Лихорадочно возбуждённый тон друга и усилившийся блеск в его глазах насторожили нас.
— Возможно, потому что всё так и есть? — попытался успокоить юношу Александр Трофимович. — Что именно тебя смутило?
Матвей словно только и ждал этого вопроса — на одном дыхании разложил всё по полочкам:
— Отец — финн, мама русская, живут в Румынии, а фамилия — шведская. Запутал так, что корней не найти! И не придерешься тут ни к поведению, ни к словам, ни к характеру — ведь сколько всего в нём намешано, мало ли каким он в итоге получился! И мы, простые смертные, никогда не узнаем, почему он такой: потому что это нормально для людей из этих стран или потому что он специально скрывается за маской, чтобы что-то разнюхать!..
— Матвей! — поразилась я. — У тебя что, мания преследования? Ты что, шпионских фильмов насмотрелся? Что разнюхать? Что у нас тут, — я развела руками, указывая на пружинную кровать и колченогий стол Шурупа, — можно разнюхать?! Савелий странный, но он не шпион. За нами нет повода шпионить!
Произнося эти слова, я почти физически ощутила тревожную мысль, отразившуюся в глазах подруги: повод есть. Есть повод следить за нами двумя — мной и Ладой. Но ведь в группе Шура не только мы. И это вроде бы успокаивало. Вроде бы.
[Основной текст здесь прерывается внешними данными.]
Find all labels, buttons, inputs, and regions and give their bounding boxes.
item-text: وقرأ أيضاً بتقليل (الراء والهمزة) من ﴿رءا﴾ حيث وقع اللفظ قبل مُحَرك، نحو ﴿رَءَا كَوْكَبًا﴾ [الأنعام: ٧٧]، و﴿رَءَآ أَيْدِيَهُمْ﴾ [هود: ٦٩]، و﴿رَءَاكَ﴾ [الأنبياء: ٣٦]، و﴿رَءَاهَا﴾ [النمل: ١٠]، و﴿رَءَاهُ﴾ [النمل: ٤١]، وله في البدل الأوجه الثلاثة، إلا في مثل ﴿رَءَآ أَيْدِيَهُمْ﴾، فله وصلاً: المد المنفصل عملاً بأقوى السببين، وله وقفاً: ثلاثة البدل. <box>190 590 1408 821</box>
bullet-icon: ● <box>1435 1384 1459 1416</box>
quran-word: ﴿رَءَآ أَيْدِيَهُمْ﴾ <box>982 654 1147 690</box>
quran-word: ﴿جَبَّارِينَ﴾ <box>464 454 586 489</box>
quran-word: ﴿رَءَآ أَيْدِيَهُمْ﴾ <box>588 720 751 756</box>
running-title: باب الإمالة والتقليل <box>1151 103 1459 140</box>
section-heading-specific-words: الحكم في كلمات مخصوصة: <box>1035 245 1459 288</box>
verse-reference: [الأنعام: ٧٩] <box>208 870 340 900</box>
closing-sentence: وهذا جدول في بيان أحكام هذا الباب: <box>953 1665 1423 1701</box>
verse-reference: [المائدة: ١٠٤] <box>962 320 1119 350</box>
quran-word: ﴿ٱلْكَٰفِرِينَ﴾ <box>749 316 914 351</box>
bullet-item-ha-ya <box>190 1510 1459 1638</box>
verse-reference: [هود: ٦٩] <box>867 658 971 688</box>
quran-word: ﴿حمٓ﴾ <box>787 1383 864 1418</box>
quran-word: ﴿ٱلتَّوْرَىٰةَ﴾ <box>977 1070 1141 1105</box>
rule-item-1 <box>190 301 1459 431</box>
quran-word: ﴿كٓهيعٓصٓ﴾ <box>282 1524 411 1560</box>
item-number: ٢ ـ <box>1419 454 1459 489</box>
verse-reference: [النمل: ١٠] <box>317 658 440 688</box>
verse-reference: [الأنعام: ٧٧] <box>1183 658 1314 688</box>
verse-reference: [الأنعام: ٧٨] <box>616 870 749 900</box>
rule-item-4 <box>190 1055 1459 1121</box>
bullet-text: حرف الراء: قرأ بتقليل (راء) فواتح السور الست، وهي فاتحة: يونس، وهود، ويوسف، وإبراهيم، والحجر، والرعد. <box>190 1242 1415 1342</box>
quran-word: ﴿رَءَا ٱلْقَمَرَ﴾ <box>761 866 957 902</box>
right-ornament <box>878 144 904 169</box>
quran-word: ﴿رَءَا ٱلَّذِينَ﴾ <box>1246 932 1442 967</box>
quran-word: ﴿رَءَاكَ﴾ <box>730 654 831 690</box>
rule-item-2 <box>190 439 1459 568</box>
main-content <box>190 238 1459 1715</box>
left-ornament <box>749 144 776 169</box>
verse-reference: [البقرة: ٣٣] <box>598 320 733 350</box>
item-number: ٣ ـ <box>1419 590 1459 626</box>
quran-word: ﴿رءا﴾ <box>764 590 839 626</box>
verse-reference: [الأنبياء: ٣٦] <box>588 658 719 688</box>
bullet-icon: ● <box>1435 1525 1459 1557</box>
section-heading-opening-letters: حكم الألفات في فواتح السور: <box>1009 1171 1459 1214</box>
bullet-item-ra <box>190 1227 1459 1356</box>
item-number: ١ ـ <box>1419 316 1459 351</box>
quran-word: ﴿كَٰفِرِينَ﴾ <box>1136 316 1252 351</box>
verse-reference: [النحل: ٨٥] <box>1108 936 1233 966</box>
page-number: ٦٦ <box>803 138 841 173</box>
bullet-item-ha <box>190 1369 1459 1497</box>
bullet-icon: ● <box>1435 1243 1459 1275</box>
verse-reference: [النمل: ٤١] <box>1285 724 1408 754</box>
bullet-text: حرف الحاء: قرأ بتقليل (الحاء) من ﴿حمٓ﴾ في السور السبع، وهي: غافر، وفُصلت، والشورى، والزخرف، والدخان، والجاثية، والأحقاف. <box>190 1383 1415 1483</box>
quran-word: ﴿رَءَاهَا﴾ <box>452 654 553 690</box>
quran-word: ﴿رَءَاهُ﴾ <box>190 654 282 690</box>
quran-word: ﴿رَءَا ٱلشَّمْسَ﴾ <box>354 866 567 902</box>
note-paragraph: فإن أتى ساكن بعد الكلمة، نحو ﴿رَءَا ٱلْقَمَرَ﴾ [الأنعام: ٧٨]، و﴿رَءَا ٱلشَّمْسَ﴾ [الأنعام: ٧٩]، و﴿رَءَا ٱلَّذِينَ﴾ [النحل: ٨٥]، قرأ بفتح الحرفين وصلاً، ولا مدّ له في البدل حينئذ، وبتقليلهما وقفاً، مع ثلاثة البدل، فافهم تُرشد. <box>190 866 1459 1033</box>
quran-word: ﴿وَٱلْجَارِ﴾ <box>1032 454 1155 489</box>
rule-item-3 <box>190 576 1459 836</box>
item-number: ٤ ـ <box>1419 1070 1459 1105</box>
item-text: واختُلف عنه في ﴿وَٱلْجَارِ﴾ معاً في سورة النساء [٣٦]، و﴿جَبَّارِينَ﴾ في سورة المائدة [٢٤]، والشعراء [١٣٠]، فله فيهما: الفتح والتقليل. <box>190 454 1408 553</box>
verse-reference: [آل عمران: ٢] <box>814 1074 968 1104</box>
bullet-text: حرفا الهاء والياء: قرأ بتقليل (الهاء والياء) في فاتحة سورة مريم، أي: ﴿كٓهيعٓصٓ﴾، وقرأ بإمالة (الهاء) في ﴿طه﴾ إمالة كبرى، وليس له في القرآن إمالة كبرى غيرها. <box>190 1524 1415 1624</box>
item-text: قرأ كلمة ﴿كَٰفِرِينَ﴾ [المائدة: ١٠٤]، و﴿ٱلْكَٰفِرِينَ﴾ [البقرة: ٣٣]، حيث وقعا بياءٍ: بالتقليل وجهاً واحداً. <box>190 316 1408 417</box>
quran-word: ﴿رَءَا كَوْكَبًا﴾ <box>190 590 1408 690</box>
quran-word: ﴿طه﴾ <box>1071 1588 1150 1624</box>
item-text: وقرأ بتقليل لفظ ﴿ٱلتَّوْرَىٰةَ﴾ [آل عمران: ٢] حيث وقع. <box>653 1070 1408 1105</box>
Матвей молчал. Он как-то нехорошо и тяжело дышал, губы его дёргались, словно бы он хотел что-то сказать, но пытался справиться с собой и со своими эмоциями.
Мы всерьёз обеспокоились.
— Слушай, — сказала Лада мягко, — мне он тоже не нравится. И мне он тоже кажется подозрительным. Но твоя теория про шпиона — это уже слишком. Давай пока не будем об этом думать.
— Мудрая мысль, — поддержал её тренер. — Пока что я, — а я, на минуточку, старше вас всех здесь, — не вижу никакого повода открывать на бедного парня охоту. В его рассказе мне всё показалось логичным, в его поведении я тоже не нашёл ничего криминального. Ты преувеличиваешь, Матвей.
Болезненным взглядом юноша посмотрел на Ладу, затем на тренера, скривился, покачал головой и сказал:
— Ладно. Я понял вас. Возможно, я действительно преувеличиваю…
— На следующей неделе Ваня обещал уже вернуться, — напомнила я ему. — Может, общение с ним тебя отвлечёт.
Парень пожал плечами:
— Надеюсь. Мне самому нисколько не весело от всех этих мыслей.
Мы разделились. В какой-то момент разошлись в разные стороны, а потом потеряли след друг друга. Лада умчалась к реке, а я, решив дать волчице чуть больше свободы, позволила ей самой выбирать направление. Она выбрала. И мы бежали и бежали куда-то, придерживаясь лёгкого темпа. Перелазили через коряги, принюхивались к мёрзлой земле, присматривались к тёмным силуэтам.